Im Jahr 2026 hat Panama beschlossen, den Export von Haien und Rochen im Rahmen des Übereinkommens über den internationalen Handel mit gefährdeten Arten freilebender Tiere und Pflanzen (CITES) auf unbestimmte Zeit zu verbieten.
Wichtig ist, dass dieses Verbot für den Export aller in den Anhängen von CITES aufgeführten Haie und Rochen gilt und nicht nur für vom Aussterben bedrohte Arten.

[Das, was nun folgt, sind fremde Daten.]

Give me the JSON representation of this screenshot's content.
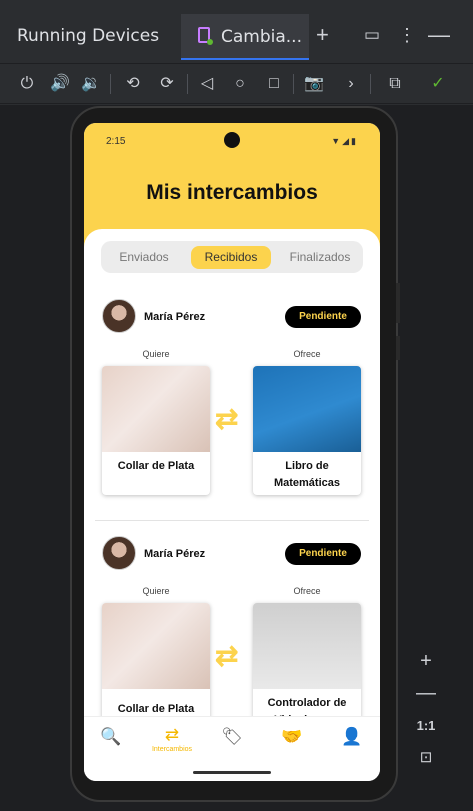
{
  "window": {
    "title": "Running Devices",
    "tab_label": "Cambia..."
  },
  "toolbar": {
    "icons": [
      "power-icon",
      "volume-up-icon",
      "volume-down-icon",
      "rotate-left-icon",
      "rotate-right-icon",
      "back-icon",
      "home-icon",
      "overview-icon",
      "screenshot-icon",
      "more-icon",
      "device-manager-icon",
      "check-icon"
    ]
  },
  "device": {
    "status_time": "2:15",
    "page_title": "Mis intercambios",
    "tabs": [
      {
        "label": "Enviados",
        "active": false
      },
      {
        "label": "Recibidos",
        "active": true
      },
      {
        "label": "Finalizados",
        "active": false
      }
    ],
    "trades": [
      {
        "user": "María Pérez",
        "status": "Pendiente",
        "wants_label": "Quiere",
        "offers_label": "Ofrece",
        "wants_item": "Collar de Plata",
        "offers_item": "Libro de Matemáticas"
      },
      {
        "user": "María Pérez",
        "status": "Pendiente",
        "wants_label": "Quiere",
        "offers_label": "Ofrece",
        "wants_item": "Collar de Plata",
        "offers_item": "Controlador de Videojuegos"
      }
    ],
    "nav": [
      {
        "icon": "search-icon",
        "label": ""
      },
      {
        "icon": "swap-icon",
        "label": "Intercambios",
        "active": true
      },
      {
        "icon": "tag-icon",
        "label": ""
      },
      {
        "icon": "handshake-icon",
        "label": ""
      },
      {
        "icon": "person-icon",
        "label": ""
      }
    ]
  },
  "zoom": {
    "reset_label": "1:1"
  },
  "colors": {
    "accent": "#fcd34d",
    "badge_bg": "#000000",
    "ide_bg": "#2b2d30"
  }
}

Die Regelung, die mit dem neuen Jahr in Kraft trat, zielt darauf ab, die Übernutzung dieser gefährdeten Arten zu verhindern und ihr Überleben in Meeresökosystemen zu sichern.
Darüber hinaus verbietet die Nullquote nicht nur den kommerziellen Export von Haien und Rochen, sondern auch ihrer Produkte, Nebenprodukte, Teile oder Derivate.
Ziel ist es, die notwendige Zeit zu schaffen, um die wissenschaftlichen Informationen, die Systeme zur Bevölkerungsüberwachung und die Kontroll- und Rückverfolgbarkeitsmechanismen zu stärken.

Die Details des Exportverbots für Haie in Panama
Panama berichtete, dass das Verbot auf unbestimmte Zeit aktiv bleiben wird, bis wissenschaftliche Untersuchungen pro Art abgeschlossen sind.
Nun muss die Nation Bevölkerungsüberwachungen durchführen und wirksame Maßnahmen zur Rückverfolgbarkeit und Kontrolle verstärken.
Dies wurde in der offiziellen Mitteilung des panamaischen Umweltministeriums klargestellt.
Diese fügt hinzu, dass das Verbot des Exports von Haien und Rochen auf die biologische Verwundbarkeit dieser Arten zurückzuführen ist.
Insbesondere wurde der Handel mit den in den drei CITES-Anhängen aufgeführten Tieren verboten, die die Arten wie folgt kategorisieren:
- Anhang I: umfasst vom Aussterben bedrohte Arten, deren internationaler Handel verboten ist.
- Anhang II: enthält Arten, die nicht unbedingt vom Aussterben bedroht sind, aber bedroht sein könnten, wenn ihr Handel nicht reguliert wird.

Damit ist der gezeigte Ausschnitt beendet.